We could see in detail the error metrics for the 3 models by using classification report:

In [None]:
from sklearn.metrics import classification_report
print('Classification report for Logistic regression without regularization:')
print(classification_report(y_test,y_pred['lr']))

print('Classification report for Logistic regression with L1(Lasso) regularization:')
print(classification_report(y_test,y_pred['l1']))
    
print('Classification report for Logistic regression with L2(Ridge) regularization:')
print(classification_report(y_test,y_pred['l2']))
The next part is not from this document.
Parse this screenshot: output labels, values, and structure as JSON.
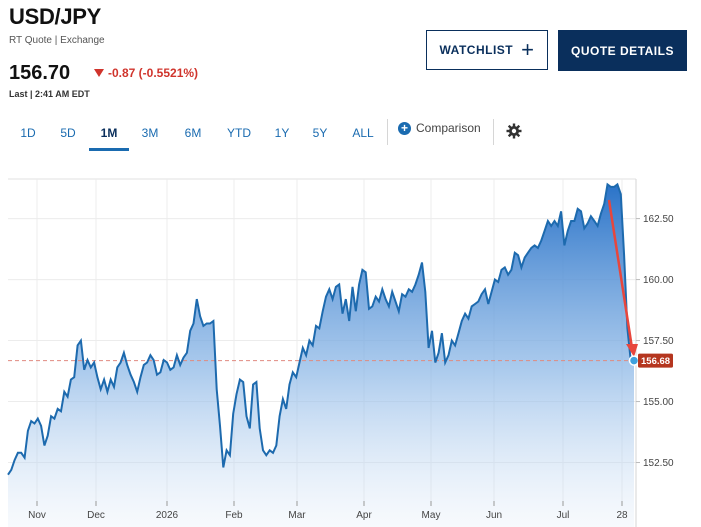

In order to summarize and average the values obtained we will do the following:

In [None]:
from sklearn.metrics import precision_recall_fscore_support as score
from sklearn.metrics import confusion_matrix, accuracy_score, roc_auc_score
from sklearn.preprocessing import label_binarize

metrics = list()
cm = dict()

for lab in coeff_labels:

    # Precision, recall, f-score from the multi-class support function, we will average them because we will have one value per class
    precision, recall, fscore, _ = score(y_test, y_pred[lab], average='weighted')
    
    # The usual way to calculate accuracy
    accuracy = accuracy_score(y_test, y_pred[lab])
    
    # ROC-AUC scores can be calculated by binarizing the data
    auc = roc_auc_score(label_binarize(y_test, classes=[0,1,2,3,4,5]),
              label_binarize(y_pred[lab], classes=[0,1,2,3,4,5]), 
              average='weighted')
    
    # Last, the confusion matrix
    cm[lab] = confusion_matrix(y_test, y_pred[lab])
    
    metrics.append(pd.Series({'precision':precision, 'recall':recall, 
                              'fscore':fscore, 'accuracy':accuracy,
                              'auc':auc}, 
                             name=lab))

metrics = pd.concat(metrics, axis=1)

In [None]:
metrics

**In the table above we don't see a difference statistically significant in the error metrics for the 3 models, even just using the first one (without regularization) we can expect to perform great at predicting the activities**. In order to see a difference a bit more highlighted we could plot their corresponding confusion matrix as following:

# Displaying the confusion matrix for each model:

In [None]:
from sklearn.metrics import confusion_matrix, ConfusionMatrixDisplay

In [None]:
disp = ConfusionMatrixDisplay(confusion_matrix=cm['lr'], display_labels=lr.classes_)
disp.plot(cmap='Blues')

In [None]:
disp = ConfusionMatrixDisplay(confusion_matrix=cm['l1'], display_labels=lr.classes_)
disp.plot(cmap='Blues')

In [None]:
disp = ConfusionMatrixDisplay(confusion_matrix=cm['l2'], display_labels=lr.classes_)
disp.plot(cmap='Blues')

In [None]:
le.inverse_transform([1,2])

We can infer from the 3 confusion matrix that every model has a slight problem at predicting classes 1 and 2, these correspond to activities 'SITTING' and 'STANDING' respectively, we suppose the root of this is due to the similarity in measurement of angles or position.